When the Bible refers to God as being worthy of our worship, this phrase essentially means we should give all praise and honor due Him for who He is – He certainly deserves all our recognition! After all, He’s all-powerful, all-wise and all just – truly worthy of worship from us all and worthy of being worshipped! In fact, He created us specifically so we could worship Him; that’s why the bible contains many hymns extolling his virtues such as “glory be to God in the highest!” (Luke 2:14)!
One way we can honor Him is by living holy lives that reflect his goodness. Doing this allows others to witness and worship Him – giving Him all of the glory he deserves in return! Keeping a holy lifestyle can also show others why worshiping God should not be ignored or overlooked; thus emphasizing its importance. Thanking and giving thanks is crucial.

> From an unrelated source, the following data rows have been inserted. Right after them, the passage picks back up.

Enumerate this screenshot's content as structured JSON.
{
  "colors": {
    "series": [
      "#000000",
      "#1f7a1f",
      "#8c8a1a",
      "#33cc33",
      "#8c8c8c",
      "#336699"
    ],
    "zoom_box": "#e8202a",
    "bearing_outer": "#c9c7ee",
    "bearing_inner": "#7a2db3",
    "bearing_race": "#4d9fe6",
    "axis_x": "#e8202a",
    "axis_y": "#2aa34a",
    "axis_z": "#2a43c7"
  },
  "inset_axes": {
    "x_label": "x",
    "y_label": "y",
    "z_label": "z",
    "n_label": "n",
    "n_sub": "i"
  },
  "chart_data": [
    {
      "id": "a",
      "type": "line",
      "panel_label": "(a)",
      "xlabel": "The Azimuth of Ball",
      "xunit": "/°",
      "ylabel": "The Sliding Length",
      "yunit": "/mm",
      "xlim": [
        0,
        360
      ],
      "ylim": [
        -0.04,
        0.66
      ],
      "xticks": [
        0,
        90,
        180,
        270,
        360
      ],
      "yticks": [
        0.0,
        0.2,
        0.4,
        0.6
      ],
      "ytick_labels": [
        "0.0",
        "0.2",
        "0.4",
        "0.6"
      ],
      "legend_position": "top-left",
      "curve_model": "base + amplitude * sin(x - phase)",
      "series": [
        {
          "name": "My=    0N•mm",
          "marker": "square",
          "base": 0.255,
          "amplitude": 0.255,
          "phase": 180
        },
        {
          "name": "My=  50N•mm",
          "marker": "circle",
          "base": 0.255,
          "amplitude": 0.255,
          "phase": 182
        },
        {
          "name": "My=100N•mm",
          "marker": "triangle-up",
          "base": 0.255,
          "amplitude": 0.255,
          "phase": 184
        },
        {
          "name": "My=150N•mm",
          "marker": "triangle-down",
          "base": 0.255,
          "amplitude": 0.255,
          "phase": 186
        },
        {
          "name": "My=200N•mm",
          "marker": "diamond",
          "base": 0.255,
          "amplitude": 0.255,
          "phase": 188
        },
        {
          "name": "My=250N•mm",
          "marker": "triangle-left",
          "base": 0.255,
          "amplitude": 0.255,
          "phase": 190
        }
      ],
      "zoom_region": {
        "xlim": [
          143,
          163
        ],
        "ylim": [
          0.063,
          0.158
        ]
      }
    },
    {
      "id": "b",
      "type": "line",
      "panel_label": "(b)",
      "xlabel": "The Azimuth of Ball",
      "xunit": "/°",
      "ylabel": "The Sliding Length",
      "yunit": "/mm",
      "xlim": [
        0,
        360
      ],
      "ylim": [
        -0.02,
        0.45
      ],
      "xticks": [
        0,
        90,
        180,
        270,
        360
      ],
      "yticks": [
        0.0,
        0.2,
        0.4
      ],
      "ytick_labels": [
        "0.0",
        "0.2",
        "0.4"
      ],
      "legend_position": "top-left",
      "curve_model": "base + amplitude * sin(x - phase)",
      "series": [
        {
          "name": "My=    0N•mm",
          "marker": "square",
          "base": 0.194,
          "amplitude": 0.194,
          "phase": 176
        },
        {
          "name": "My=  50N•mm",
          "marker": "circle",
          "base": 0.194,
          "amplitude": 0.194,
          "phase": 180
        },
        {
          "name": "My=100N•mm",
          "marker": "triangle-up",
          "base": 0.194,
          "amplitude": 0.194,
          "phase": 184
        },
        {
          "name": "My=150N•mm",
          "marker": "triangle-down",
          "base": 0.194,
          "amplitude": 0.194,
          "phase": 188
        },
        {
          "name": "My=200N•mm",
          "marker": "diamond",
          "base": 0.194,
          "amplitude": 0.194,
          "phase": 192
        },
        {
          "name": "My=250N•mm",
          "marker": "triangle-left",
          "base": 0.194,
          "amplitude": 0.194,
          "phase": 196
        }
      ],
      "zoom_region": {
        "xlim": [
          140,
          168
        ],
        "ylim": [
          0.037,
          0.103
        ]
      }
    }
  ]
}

One way in which we can give glory to Him through prayer is through our prayers. When praying, it’s important that we ask Him for His glory to shine brightly through us so we may glorify Him through our actions and lives. Additionally, praying can bring salvation for ourselves, loved ones and His kingdom to come.
Last but not least, we can give Him glory by sharing our testimonies with other people. According to Scripture, sharing testimonies brings Him honor while also helping people better know Him. Praising God brings glory too – giving praise gives Him pleasure and feels good to His heart!
Gloria Patri is a traditional church prayer which uses the phrase, “To God be the glory,” to give thanks for who God is and celebrate His greatness. If this prayer hasn’t already become part of your daily routine, do so now – you won’t regret it!